Smartphone screenshots of a mobile internet directly observed therapy application
With emocha’s mobile internet directly observed therapy (miDOT) platform, patients can record symptoms and send video to their providers, confirming that they are taking their tuberculosis medication.

Health Disparities in Tuberculosis

In 2015, U.S. public health officials reported about 9,500 new cases of TB, according to the Centers for Disease Control and Prevention (CDC). Foreign-born patients accounted for two thirds of these cases. There are notable racial and ethnic disparities: Compared with Whites, who have 0.6 cases per 100,000 people, there are 5 to 6 TB cases per 100,000 people among Hispanic or Latino, African American, and American Indian or Alaska Native populations. Pacific Islander and Asian communities have more than 18 TB cases per 100,000 people.

TB treatment aims to cure patients, prevent transmission, and prevent drug resistance. Since treatment takes several months to complete, adherence over the long term is a central focus of care. CDC treatment guidelines recommend using DOT rather than self-administered therapy.

DOT has been in place for decades, and when Seiguer and his team launched emocha, TB clinicians considered miDOT “preposterous,” he said. Many remembered expensive wall-mounted video phones from the past and thought patients would resist using mHealth technologies. They were concerned that the system would not be able to protect patients' health information adequately, and some believed miDOT would undermine the in-person relationships that providers develop with their patients. In practice, Seiguer said, those concerns have been largely refuted.

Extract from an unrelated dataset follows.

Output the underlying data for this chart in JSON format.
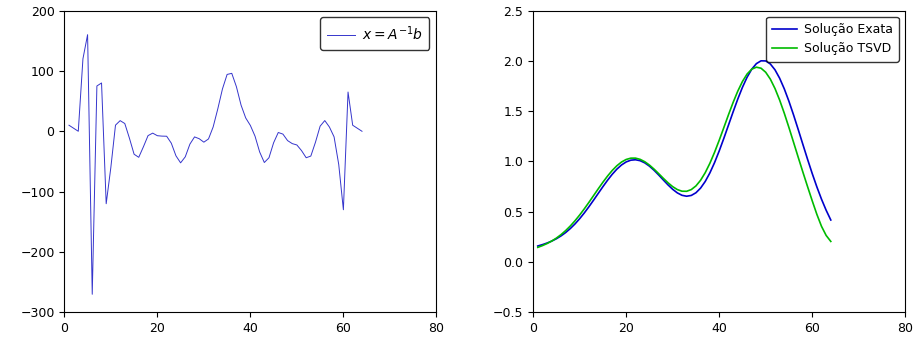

Building Value from Research Data

When they've asked patients for feedback, “One claimed miDOT saved their life because otherwise they were going to stop treatment to avoid coming into the clinic every day,” said Seiguer. “The stories from patients convey autonomy and more control over their health and their daily life.”

Seiguer and his team plan to use the data they have collected to directly support sales of the technology. In addition, the team hopes to win a Phase 2 grant to support research with more patients and to expand miDOT's use nationally, adding sites in California, Colorado, Idaho, Michigan, and Puerto Rico. They have also proposed studying the platform among patients with latent TB.

Simultaneously, emocha is eager to validate miDOT's effectiveness in monitoring medication adherence for conditions other than TB. Pilot testing in hepatitis C treatment is underway, and Seiguer expects to start testing miDOT as a solution for adherence to office-based treatment of opioid addiction in the spring.

Optimizing his team's efforts in three very different but interdependent areas—academic theory and research, engineering, and commercialization—is one of Seiguer's proudest accomplishments. “I'm so happy that we untertook such a formalized study with our collaborators at Johns Hopkins,” he said. “Now we can approach the market with compelling evidence and strong research data that communicate the efficacy of the intervention.”

“We are so fortunate to have had the opportunity to study the intricacies of medication adherence using our technology,” Seiguer continued. “It's amazing that such resources are available to start-up companies. The NIMHD support has not only made our technology better, it has laid a solid scientific foundation for our commercial roadmap.”